Works With Any Agent — Not Just OpenCode
This is a point of confusion I've seen repeated in third-party reviews, so let me be clear: OpenCode Go's API key works with any tool, not just OpenCode.
The official Go page explicitly states "Use with any agent," and the documentation publishes standard endpoints compatible with both OpenAI and Anthropic API formats. You get OpenAI-compatible chat completions and Anthropic-compatible messages endpoints. One API key, standard interfaces, usable in Claude Code, Codex, your own app — whatever speaks those formats.
A widely-cited APIYI review got this wrong, claiming the models could only be used within OpenCode. That's simply not accurate. OpenCode Go functions more like an OpenRouter-style proxy than a walled garden.
Who Should Subscribe?
It's a good fit if you:
- Want to experiment with Chinese open-source models without managing individual API accounts
- Need a cheap secondary or backup coding tool alongside a primary subscription
- Have lighter usage patterns — hobby projects, side work, learning
- Are an international developer (the UPI payment support and global server hosting are genuine differentiators)
It's not a good fit if you:
- Code all day, every day, and lean heavily on AI assistance
- Need frontier proprietary models for complex reasoning
- Will be frustrated by layered usage caps that punish bursty workflows
My recommendation: treat it as one piece of a multi-tool stack.
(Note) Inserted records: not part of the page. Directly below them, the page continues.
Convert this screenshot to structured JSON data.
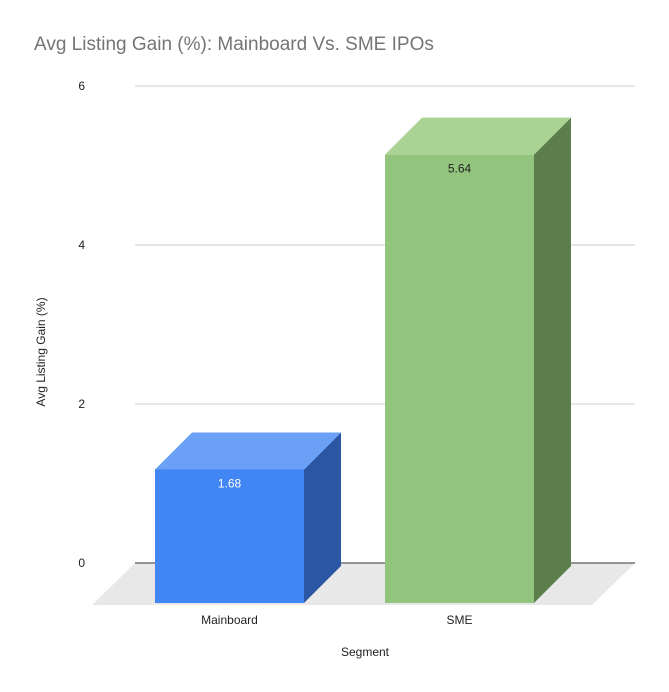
{
  "chart_data": {
    "type": "bar",
    "title": "Avg Listing Gain (%): Mainboard Vs. SME IPOs",
    "xlabel": "Segment",
    "ylabel": "Avg Listing Gain (%)",
    "categories": [
      "Mainboard",
      "SME"
    ],
    "values": [
      1.68,
      5.64
    ],
    "value_labels": [
      "1.68",
      "5.64"
    ],
    "ylim": [
      0,
      6
    ],
    "yticks": [
      "0",
      "2",
      "4",
      "6"
    ],
    "grid": true,
    "style": "3d",
    "colors": {
      "front": [
        "#4285f4",
        "#93c47d"
      ],
      "top": [
        "#6aa0f6",
        "#a8d394"
      ],
      "side": [
        "#2a56a3",
        "#5b7e4b"
      ],
      "floor": "#e8e8e8",
      "gridline": "#cccccc",
      "baseline": "#333333"
    },
    "label_colors": [
      "#ffffff",
      "#222222"
    ]
  }
}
At $10 it sits comfortably alongside a Claude Code subscription without breaking the bank — and the MiniMax models genuinely pull their weight for routine work.
The Bottom Line
OpenCode Go is the cheapest multi-model AI coding subscription available in 2026. At $10 per month, the value is real — especially if you lean into MiniMax generous request allocation for everyday coding tasks. The models are competitive on benchmarks, the API key works with any agent, and the global server coverage means usable latency from Sydney (or anywhere else that isn't Silicon Valley).
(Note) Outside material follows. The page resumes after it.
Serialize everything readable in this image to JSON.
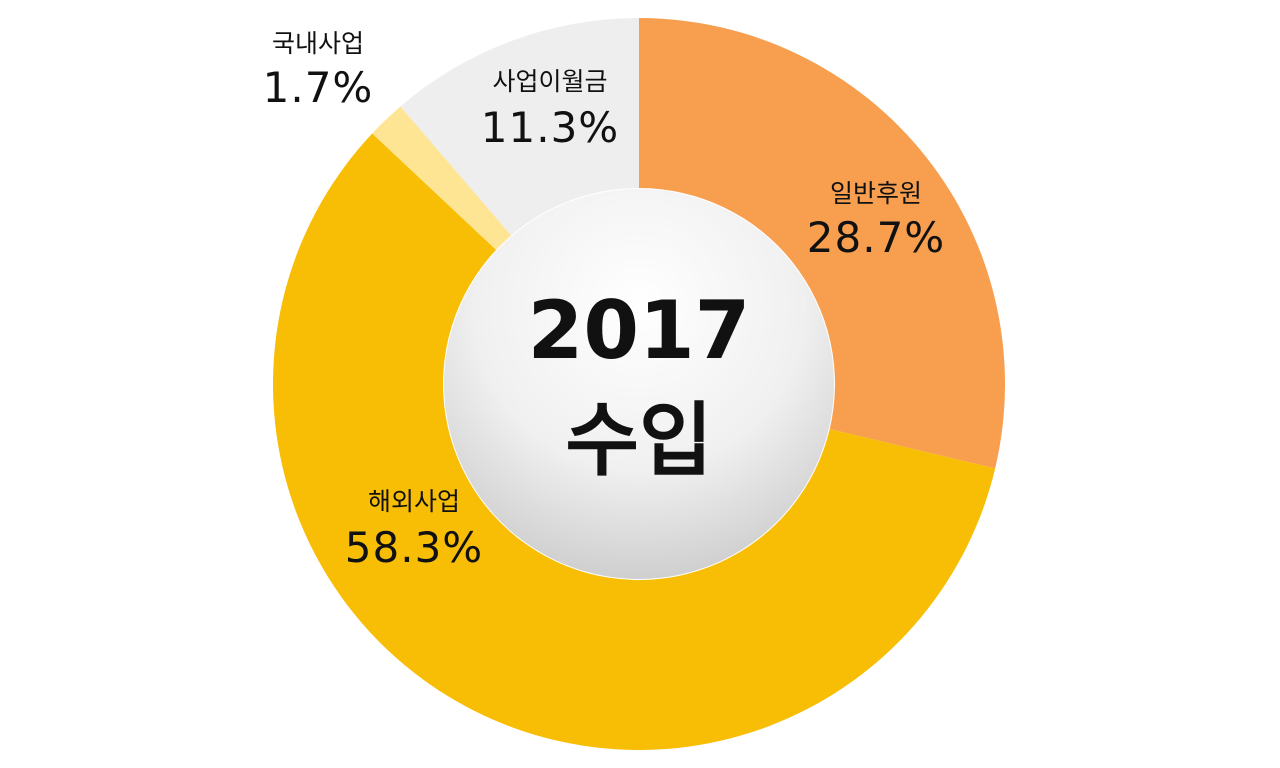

The tradeoffs are equally clear. Heavy users will burn through limits in days. The models are exclusively from Chinese AI labs — no Western proprietary options. It's still in beta, so the model roster, pricing, and limits could all change.
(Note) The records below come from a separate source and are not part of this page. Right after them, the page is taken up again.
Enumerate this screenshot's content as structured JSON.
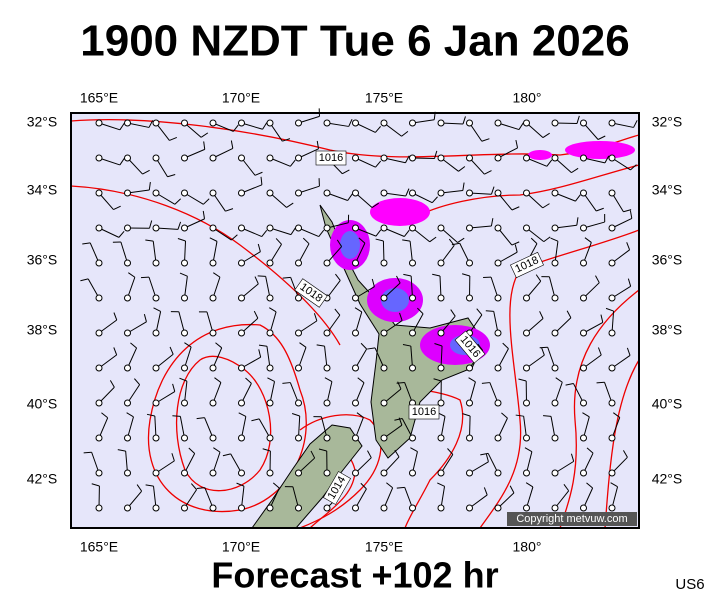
{
  "title": "1900 NZDT Tue 6 Jan 2026",
  "footer": "Forecast +102 hr",
  "code": "US6",
  "map": {
    "lon_labels": [
      "165°E",
      "170°E",
      "175°E",
      "180°"
    ],
    "lat_labels": [
      "32°S",
      "34°S",
      "36°S",
      "38°S",
      "40°S",
      "42°S"
    ],
    "isobar_labels": [
      "1016",
      "1018",
      "1018",
      "1016",
      "1016",
      "1014"
    ],
    "copyright": "Copyright metvuw.com"
  }
}
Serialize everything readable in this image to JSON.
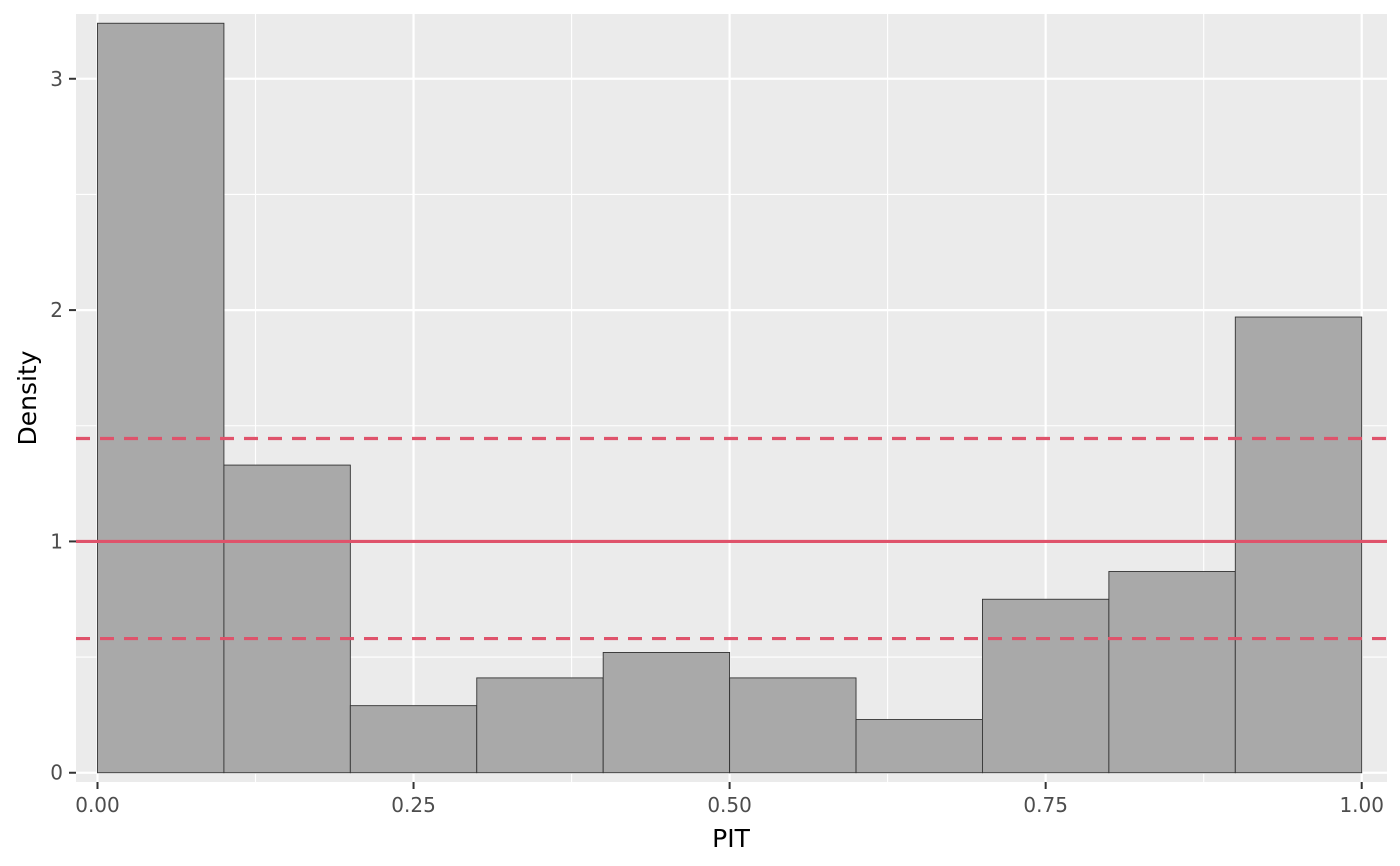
{
  "chart_data": {
    "type": "bar",
    "histogram": true,
    "title": "",
    "xlabel": "PIT",
    "ylabel": "Density",
    "bin_edges": [
      0.0,
      0.1,
      0.2,
      0.3,
      0.4,
      0.5,
      0.6,
      0.7,
      0.8,
      0.9,
      1.0
    ],
    "values": [
      3.24,
      1.33,
      0.29,
      0.41,
      0.52,
      0.41,
      0.23,
      0.75,
      0.87,
      1.97
    ],
    "xlim": [
      -0.017,
      1.02
    ],
    "ylim": [
      -0.04,
      3.28
    ],
    "x_ticks": [
      0,
      0.25,
      0.5,
      0.75,
      1
    ],
    "x_tick_labels": [
      "0.00",
      "0.25",
      "0.50",
      "0.75",
      "1.00"
    ],
    "y_ticks": [
      0,
      1,
      2,
      3
    ],
    "y_tick_labels": [
      "0",
      "1",
      "2",
      "3"
    ],
    "reference_lines": [
      {
        "y": 1.0,
        "style": "solid"
      },
      {
        "y": 1.445,
        "style": "dashed"
      },
      {
        "y": 0.58,
        "style": "dashed"
      }
    ],
    "grid": true,
    "colors": {
      "panel_background": "#ebebeb",
      "grid_major": "#ffffff",
      "bar_fill": "#a9a9a9",
      "bar_outline": "#333333",
      "reference_line": "#df536b"
    }
  }
}
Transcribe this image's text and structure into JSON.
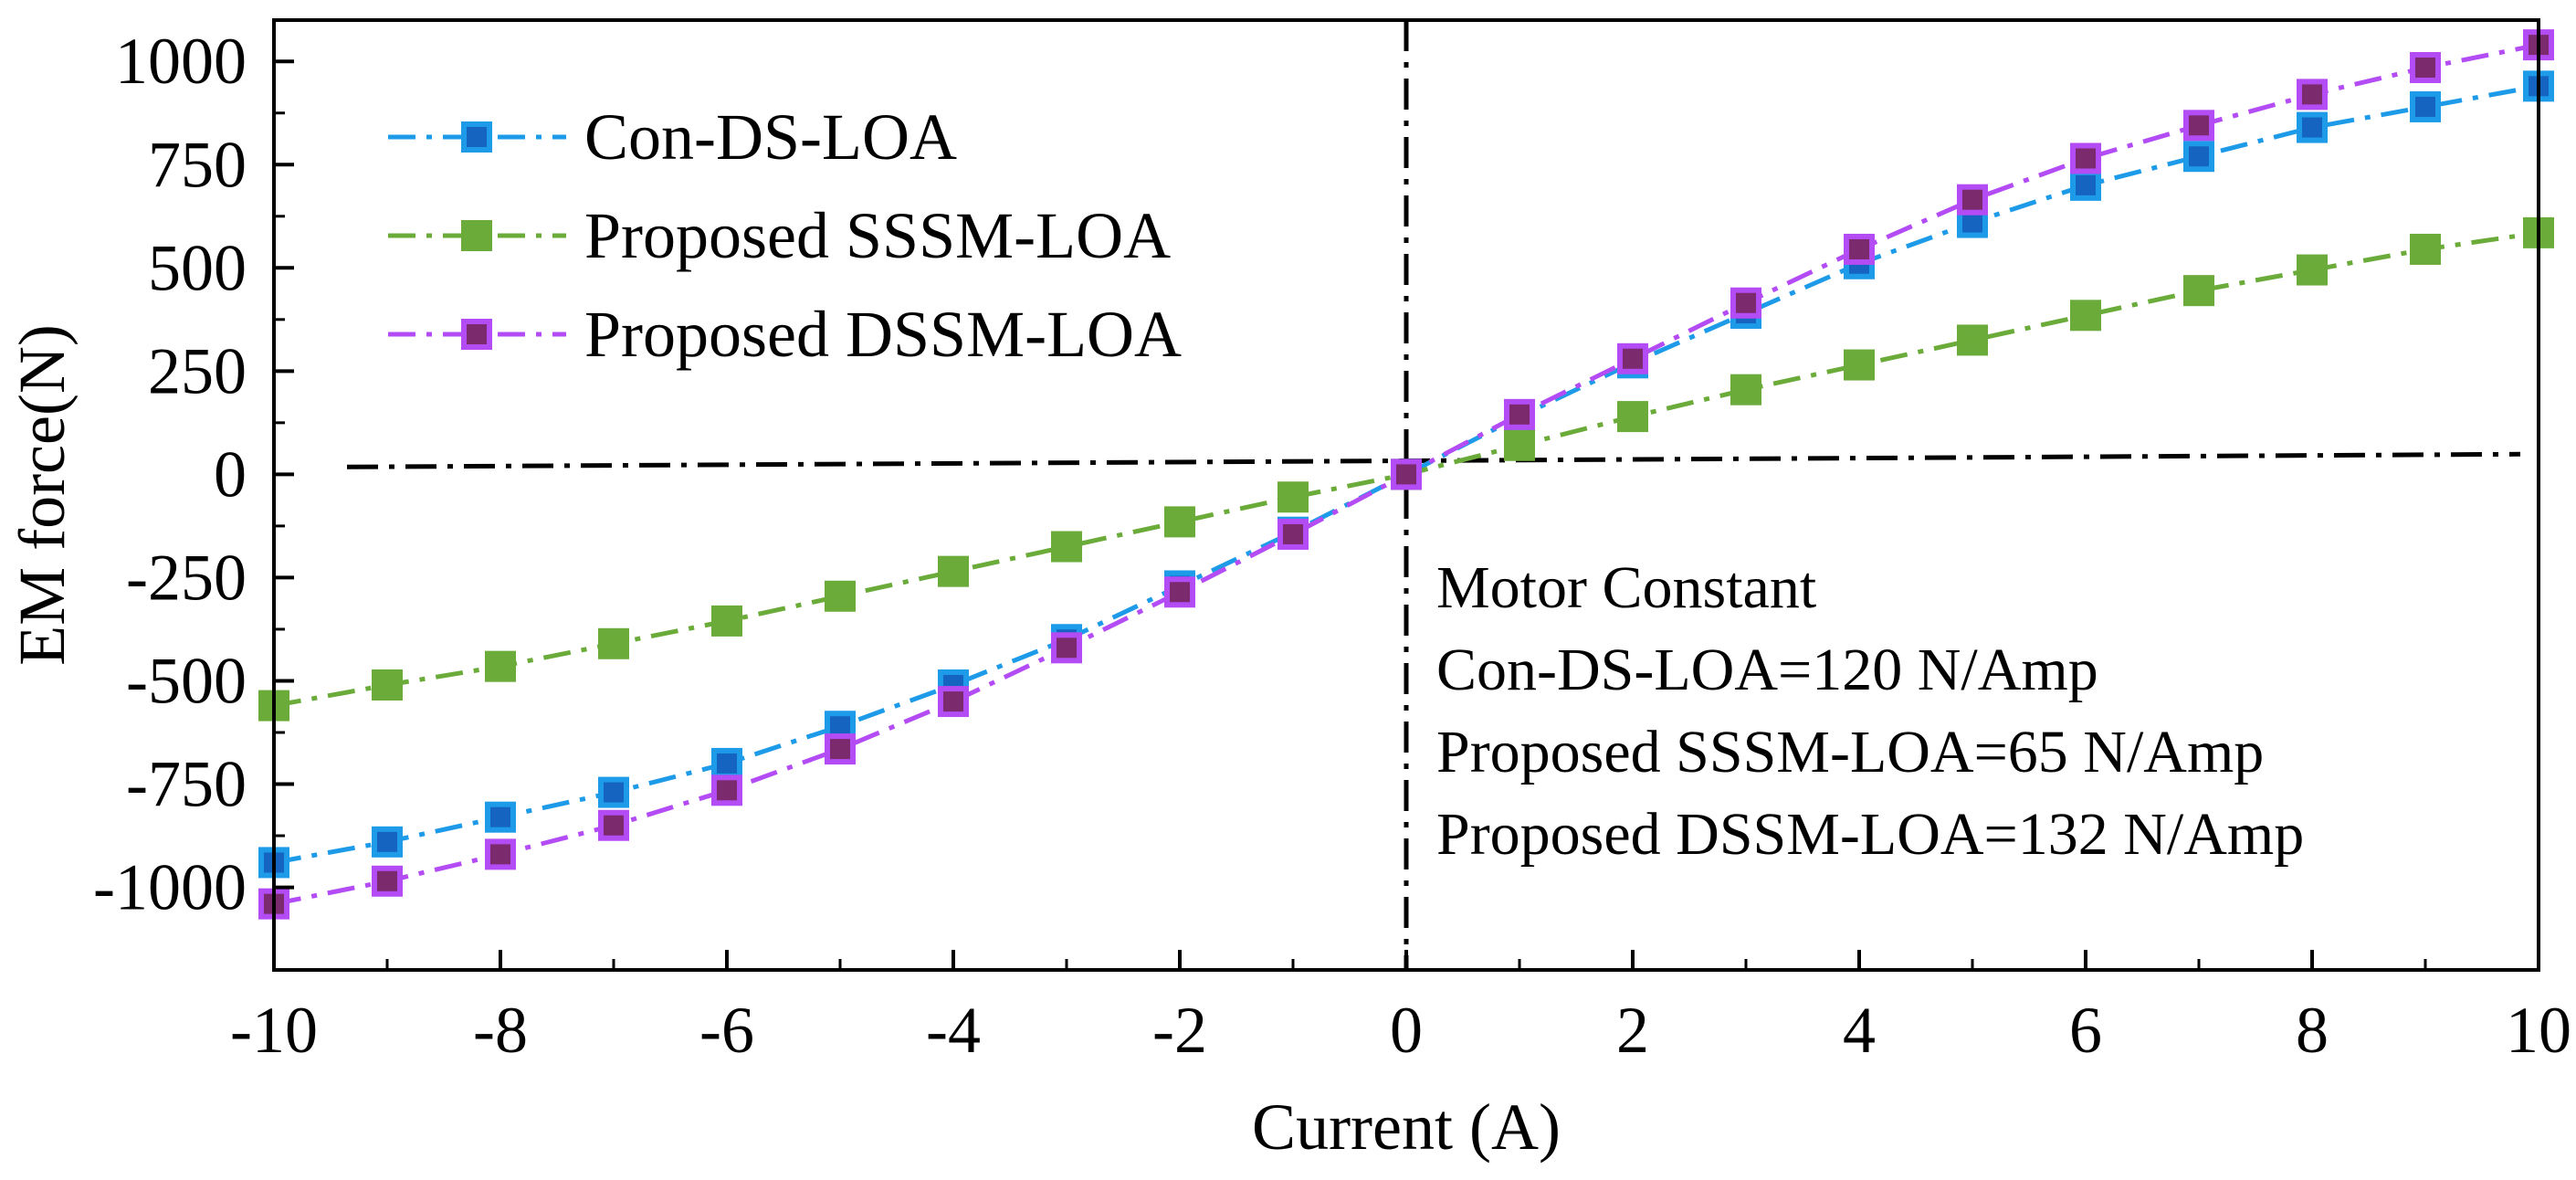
{
  "chart_data": {
    "type": "line",
    "title": "",
    "xlabel": "Current (A)",
    "ylabel": "EM force(N)",
    "xlim": [
      -10,
      10
    ],
    "ylim": [
      -1200,
      1100
    ],
    "xticks": [
      -10,
      -8,
      -6,
      -4,
      -2,
      0,
      2,
      4,
      6,
      8,
      10
    ],
    "xtick_labels": [
      "-10",
      "-8",
      "-6",
      "-4",
      "-2",
      "0",
      "2",
      "4",
      "6",
      "8",
      "10"
    ],
    "yticks": [
      -1000,
      -750,
      -500,
      -250,
      0,
      250,
      500,
      750,
      1000
    ],
    "ytick_labels": [
      "-1000",
      "-750",
      "-500",
      "-250",
      "0",
      "250",
      "500",
      "750",
      "1000"
    ],
    "grid": false,
    "legend_position": "top-left",
    "x": [
      -10,
      -9,
      -8,
      -7,
      -6,
      -5,
      -4,
      -3,
      -2,
      -1,
      0,
      1,
      2,
      3,
      4,
      5,
      6,
      7,
      8,
      9,
      10
    ],
    "series": [
      {
        "name": "Con-DS-LOA",
        "color": "#1E9BE8",
        "marker_fill": "#1565C0",
        "values": [
          -940,
          -890,
          -830,
          -770,
          -700,
          -610,
          -510,
          -400,
          -270,
          -140,
          0,
          140,
          270,
          390,
          510,
          610,
          700,
          770,
          840,
          890,
          940
        ]
      },
      {
        "name": "Proposed SSSM-LOA",
        "color": "#6AAB3A",
        "marker_fill": "#6AAB3A",
        "values": [
          -560,
          -510,
          -465,
          -410,
          -355,
          -295,
          -235,
          -175,
          -115,
          -55,
          0,
          70,
          140,
          205,
          265,
          325,
          385,
          445,
          495,
          545,
          585
        ]
      },
      {
        "name": "Proposed DSSM-LOA",
        "color": "#B44CF5",
        "marker_fill": "#7B2A6E",
        "values": [
          -1040,
          -985,
          -920,
          -850,
          -765,
          -665,
          -550,
          -420,
          -285,
          -145,
          0,
          145,
          280,
          415,
          545,
          665,
          765,
          845,
          920,
          985,
          1040
        ]
      }
    ],
    "reference_lines": {
      "horizontal_at_y": 40,
      "vertical_at_x": 0,
      "style": "dash-dot",
      "color": "#000000"
    },
    "annotation": {
      "heading": "Motor Constant",
      "lines": [
        "Con-DS-LOA=120 N/Amp",
        "Proposed SSSM-LOA=65 N/Amp",
        "Proposed DSSM-LOA=132 N/Amp"
      ]
    }
  }
}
I'm keeping my subscription. I use it alongside Claude Code — Go for the routine work, Claude for the hard stuff.
One last thing worth noting: Dax Raad from the OpenCode team has been refreshingly transparent about the economics, saying they roughly break even on the $10 plan. This is a growth play, not a profit center. Which means the pricing is either a remarkable bargain — or a bet on a model that won't survive its own success. Either way, at $10, the downside risk is a coffee and a half.